Holzeinschlag 2025 deutlich gesunken – Schadholzaufkommen geht stark zurück
Der Holzeinschlag in Deutschland ist 2025 auf 57,3 Millionen Kubikmeter zurückgegangen und lag damit 6,4 % unter dem Vorjahreswert. Ausschlaggebend war vor allem das deutlich niedrigere Schadholzaufkommen.

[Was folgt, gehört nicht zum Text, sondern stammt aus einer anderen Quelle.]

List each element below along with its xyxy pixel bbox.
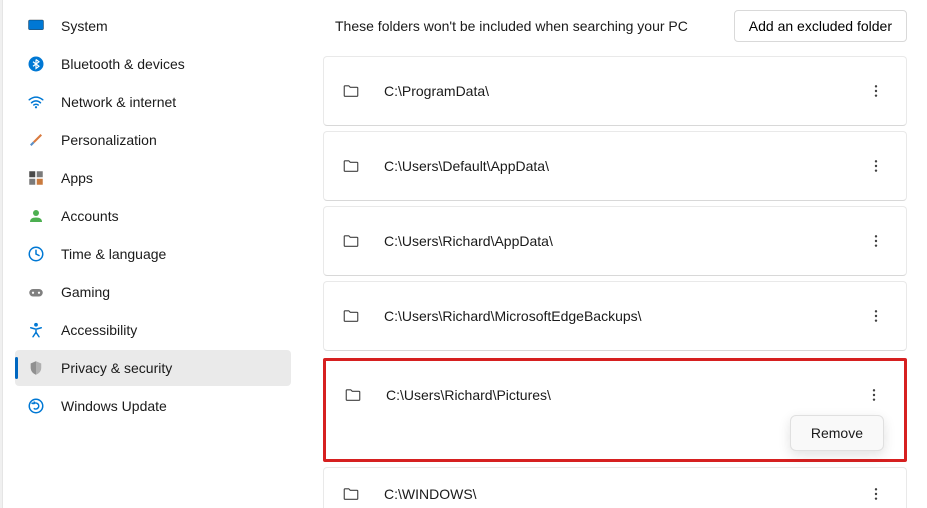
- sidebar-item-time[interactable]: Time & language: [15, 236, 291, 272]
- folder-path: C:\Users\Richard\AppData\: [384, 233, 840, 249]
- excluded-folder-row[interactable]: C:\Users\Richard\AppData\: [323, 206, 907, 276]
- gamepad-icon: [27, 283, 45, 301]
- paintbrush-icon: [27, 131, 45, 149]
- folder-path: C:\WINDOWS\: [384, 486, 840, 502]
- folder-path: C:\ProgramData\: [384, 83, 840, 99]
- person-icon: [27, 207, 45, 225]
- main-content: These folders won't be included when sea…: [303, 0, 927, 508]
- more-vertical-icon: [868, 486, 884, 502]
- excluded-folder-row[interactable]: C:\WINDOWS\: [323, 467, 907, 508]
- remove-popup[interactable]: Remove: [790, 415, 884, 451]
- more-options-button[interactable]: [864, 79, 888, 103]
- clock-globe-icon: [27, 245, 45, 263]
- excluded-folder-row[interactable]: C:\Users\Default\AppData\: [323, 131, 907, 201]
- shield-icon: [27, 359, 45, 377]
- sidebar-item-label: Network & internet: [61, 94, 176, 110]
- excluded-folder-row-highlighted[interactable]: C:\Users\Richard\Pictures\ Remove: [323, 358, 907, 462]
- sidebar-item-label: System: [61, 18, 108, 34]
- wifi-icon: [27, 93, 45, 111]
- more-options-button[interactable]: [864, 304, 888, 328]
- sidebar-item-label: Accounts: [61, 208, 119, 224]
- more-vertical-icon: [868, 233, 884, 249]
- sidebar-item-label: Accessibility: [61, 322, 137, 338]
- sidebar-item-personalization[interactable]: Personalization: [15, 122, 291, 158]
- update-icon: [27, 397, 45, 415]
- sidebar-item-accessibility[interactable]: Accessibility: [15, 312, 291, 348]
- header-description: These folders won't be included when sea…: [335, 18, 688, 34]
- more-vertical-icon: [868, 83, 884, 99]
- monitor-icon: [27, 17, 45, 35]
- sidebar-item-label: Windows Update: [61, 398, 167, 414]
- sidebar-item-accounts[interactable]: Accounts: [15, 198, 291, 234]
- sidebar-item-gaming[interactable]: Gaming: [15, 274, 291, 310]
- more-options-button[interactable]: [864, 154, 888, 178]
- more-options-button[interactable]: [864, 229, 888, 253]
- more-vertical-icon: [868, 308, 884, 324]
- folder-path: C:\Users\Richard\Pictures\: [386, 387, 838, 403]
- folder-path: C:\Users\Richard\MicrosoftEdgeBackups\: [384, 308, 840, 324]
- accessibility-icon: [27, 321, 45, 339]
- folder-icon: [342, 232, 360, 250]
- sidebar-item-label: Bluetooth & devices: [61, 56, 185, 72]
- header-row: These folders won't be included when sea…: [323, 6, 907, 56]
- bluetooth-icon: [27, 55, 45, 73]
- sidebar-item-label: Privacy & security: [61, 360, 172, 376]
- more-options-button[interactable]: [864, 482, 888, 506]
- more-options-button[interactable]: [862, 383, 886, 407]
- sidebar-item-bluetooth[interactable]: Bluetooth & devices: [15, 46, 291, 82]
- sidebar-item-apps[interactable]: Apps: [15, 160, 291, 196]
- folder-path: C:\Users\Default\AppData\: [384, 158, 840, 174]
- excluded-folder-row[interactable]: C:\ProgramData\: [323, 56, 907, 126]
- sidebar-item-label: Gaming: [61, 284, 110, 300]
- excluded-folder-row[interactable]: C:\Users\Richard\MicrosoftEdgeBackups\: [323, 281, 907, 351]
- folder-icon: [342, 157, 360, 175]
- sidebar-item-privacy[interactable]: Privacy & security: [15, 350, 291, 386]
- sidebar: System Bluetooth & devices Network & int…: [3, 0, 303, 508]
- sidebar-item-update[interactable]: Windows Update: [15, 388, 291, 424]
- apps-icon: [27, 169, 45, 187]
- sidebar-item-label: Apps: [61, 170, 93, 186]
- add-excluded-folder-button[interactable]: Add an excluded folder: [734, 10, 907, 42]
- sidebar-item-label: Time & language: [61, 246, 166, 262]
- sidebar-item-label: Personalization: [61, 132, 157, 148]
- folder-icon: [342, 82, 360, 100]
- excluded-folder-list: C:\ProgramData\ C:\Users\Default\AppData…: [323, 56, 907, 508]
- sidebar-item-system[interactable]: System: [15, 8, 291, 44]
- sidebar-item-network[interactable]: Network & internet: [15, 84, 291, 120]
- folder-icon: [342, 485, 360, 503]
- more-vertical-icon: [866, 387, 882, 403]
- folder-icon: [342, 307, 360, 325]
- more-vertical-icon: [868, 158, 884, 174]
- folder-icon: [344, 386, 362, 404]
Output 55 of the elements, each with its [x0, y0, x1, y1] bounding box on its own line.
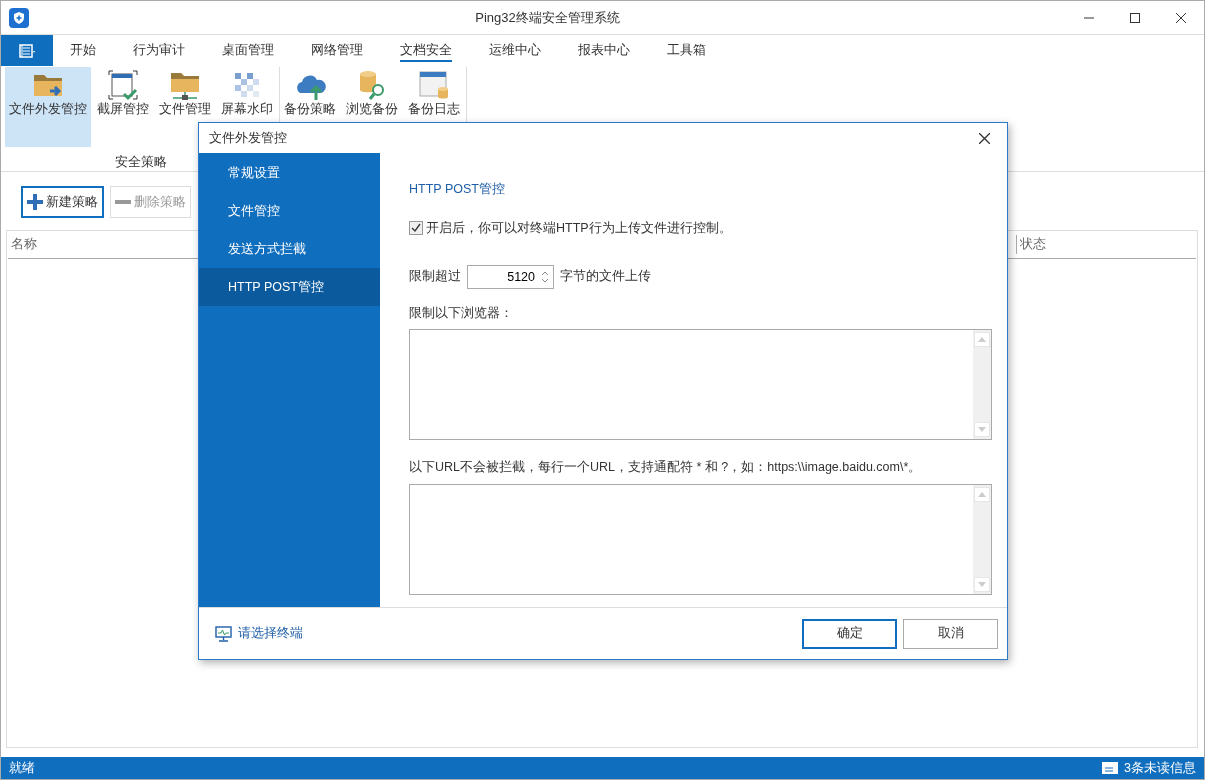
menu-tab[interactable]: 工具箱 — [650, 35, 726, 66]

Mit 12,7 Millionen Kubikmetern fiel die Schadholzmenge gegenüber 2024 um 53,7 %. Damit setzte sich der Rückgang nach dem Ausnahmejahr 2020 bereits zum fünften Mal in Folge fort; der Anteil des Schadholzes am gesamten Einschlag sank auf 22,1 %, nachdem er 2020 noch bei 74,8 % gelegen hatte. Größte Schadursache blieb 2025 weiterhin Insektenbefall. Die dadurch verursachte Holzmenge halbierte sich auf 7,9 Millionen Kubikmeter. Auch bei den übrigen Schadursachen gingen die Mengen spürbar zurück: Trockenheit verursachte noch 1,8 Millionen Kubikmeter, Winde und Stürme 1,2 Millionen Kubikmeter Schadholz.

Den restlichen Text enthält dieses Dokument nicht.